Enhanced ionic conductivity through crystallization of glass-Li$_3$PS$_4$ by machine learning molecular dynamics simulations

TL;DR

This study uses machine learning molecular dynamics simulations to investigate how crystallization enhances lithium ion conductivity in glass-ceramics, revealing decreased diffusion barriers and percolation conduction pathways.

Contribution

It demonstrates the crystallization process of glass-Li₃PS₄ and links increased crystallinity to improved ionic conduction via atomistic simulations.

Findings

Diffusion barriers decrease with increased crystallinity.

Li displacements mainly occur in crystalline regions.
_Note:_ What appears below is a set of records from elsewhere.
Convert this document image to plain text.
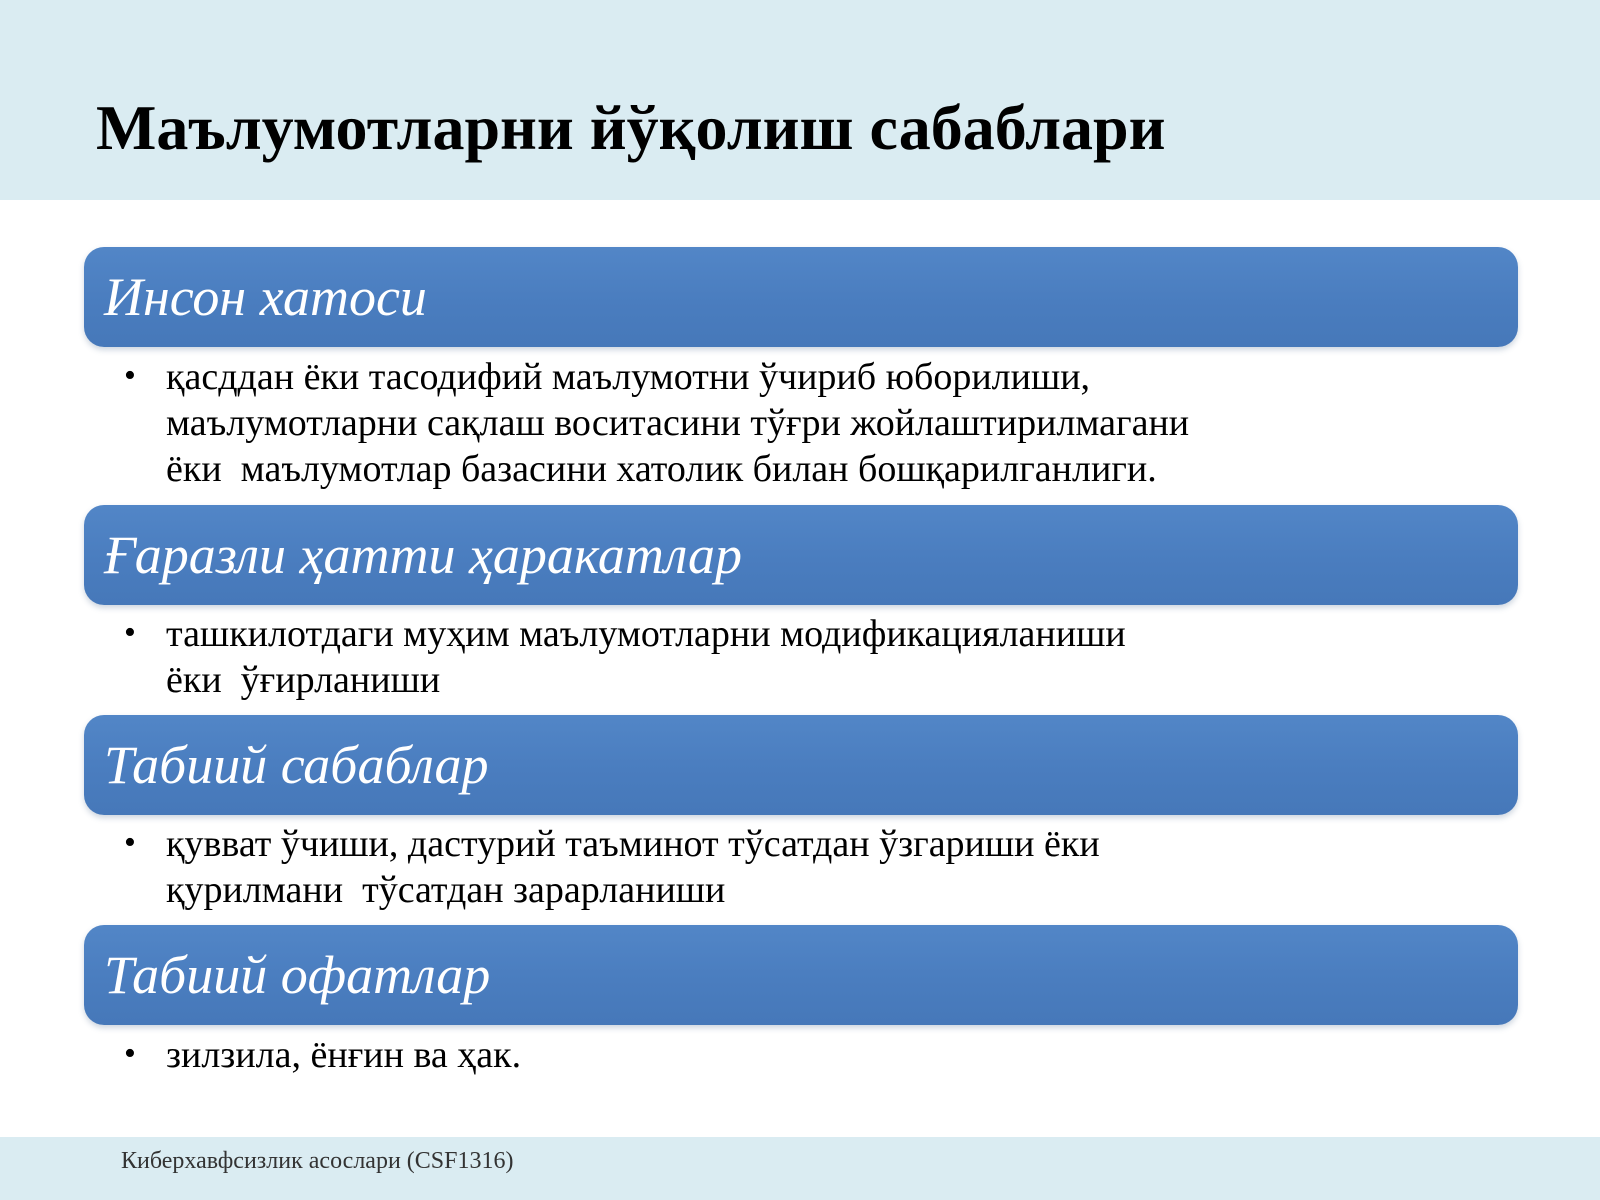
Маълумотларни йўқолиш сабаблари
Инсон хатоси
• қасддан ёки тасодифий маълумотни ўчириб юборилиши,
маълумотларни сақлаш воситасини тўғри жойлаштирилмагани
ёки  маълумотлар базасини хатолик билан бошқарилганлиги.
Ғаразли ҳатти ҳаракатлар
• ташкилотдаги муҳим маълумотларни модификацияланиши
ёки  ўғирланиши
Табиий сабаблар
• қувват ўчиши, дастурий таъминот тўсатдан ўзгариши ёки
қурилмани  тўсатдан зарарланиши
Табиий офатлар
• зилзила, ёнғин ва ҳак.
Киберхавфсизлик асослари (CSF1316)
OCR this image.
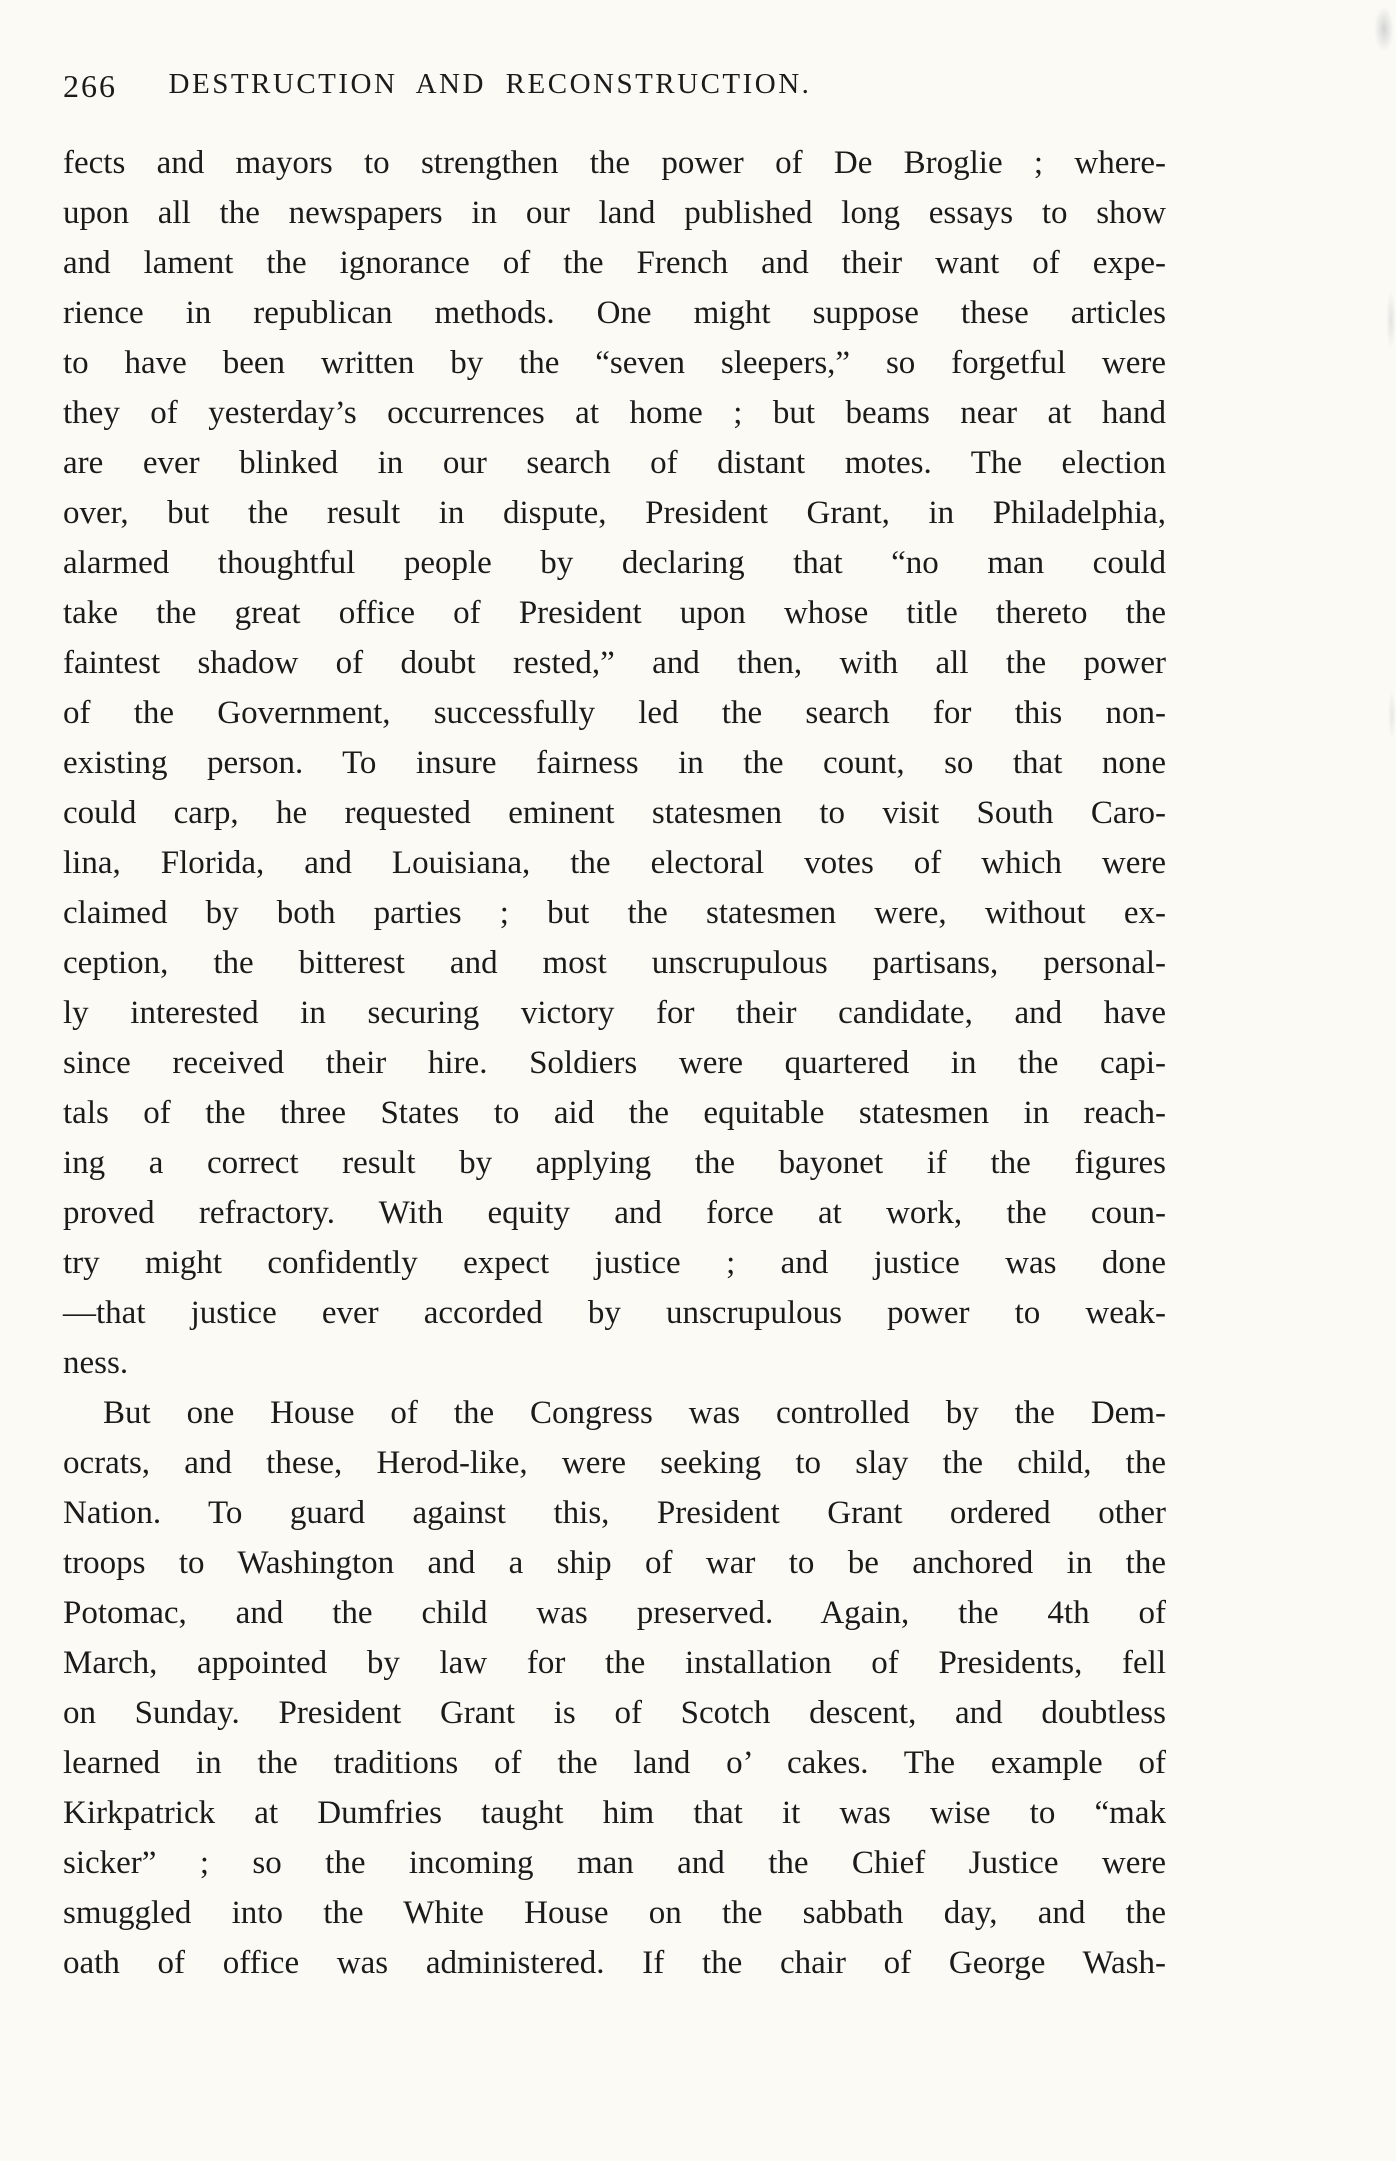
266 DESTRUCTION AND RECONSTRUCTION.
fects and mayors to strengthen the power of De Broglie ; where-
upon all the newspapers in our land published long essays to show
and lament the ignorance of the French and their want of expe-
rience in republican methods. One might suppose these articles
to have been written by the “seven sleepers,” so forgetful were
they of yesterday’s occurrences at home ; but beams near at hand
are ever blinked in our search of distant motes. The election
over, but the result in dispute, President Grant, in Philadelphia,
alarmed thoughtful people by declaring that “no man could
take the great office of President upon whose title thereto the
faintest shadow of doubt rested,” and then, with all the power
of the Government, successfully led the search for this non-
existing person. To insure fairness in the count, so that none
could carp, he requested eminent statesmen to visit South Caro-
lina, Florida, and Louisiana, the electoral votes of which were
claimed by both parties ; but the statesmen were, without ex-
ception, the bitterest and most unscrupulous partisans, personal-
ly interested in securing victory for their candidate, and have
since received their hire. Soldiers were quartered in the capi-
tals of the three States to aid the equitable statesmen in reach-
ing a correct result by applying the bayonet if the figures
proved refractory. With equity and force at work, the coun-
try might confidently expect justice ; and justice was done
—that justice ever accorded by unscrupulous power to weak-
ness.
But one House of the Congress was controlled by the Dem-
ocrats, and these, Herod-like, were seeking to slay the child, the
Nation. To guard against this, President Grant ordered other
troops to Washington and a ship of war to be anchored in the
Potomac, and the child was preserved. Again, the 4th of
March, appointed by law for the installation of Presidents, fell
on Sunday. President Grant is of Scotch descent, and doubtless
learned in the traditions of the land o’ cakes. The example of
Kirkpatrick at Dumfries taught him that it was wise to “mak
sicker” ; so the incoming man and the Chief Justice were
smuggled into the White House on the sabbath day, and the
oath of office was administered. If the chair of George Wash-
Percolation conduction significantly enhances Li conduction.

Abstract

Understanding the atomistic mechanism of ion conduction in solid electrolytes is critical for the advancement of all-solid-state batteries. Glass-ceramics, which undergo crystallization from a glass state, frequently exhibit unique properties including enhanced ionic conductivities compared to both the original crystalline and glass forms. Despite these distinctive features, specific details regarding the behavior of ion conduction in glass-ceramics, particularly concerning conduction pathways, remain elusive. In this study, we demonstrate the crystallization process of glass-Li$_3$PS$_4$ through molecular dynamics simulations employing machine learning interatomic potentials constructed from first principles calculation data. Our analyses of Li conduction using the obtained partially crystallized structures reveal that the diffusion barriers of Li decrease as the crystallinity in Li$_3$PS$_4$ glass-ceramics increases. Furthermore, Li displacements predominantly occur in the precipitated crystalline portion, suggesting that percolation conduction plays a significant role in enhanced Li conduction. These findings provide valuable insights for the future utilization of glass-ceramic materials.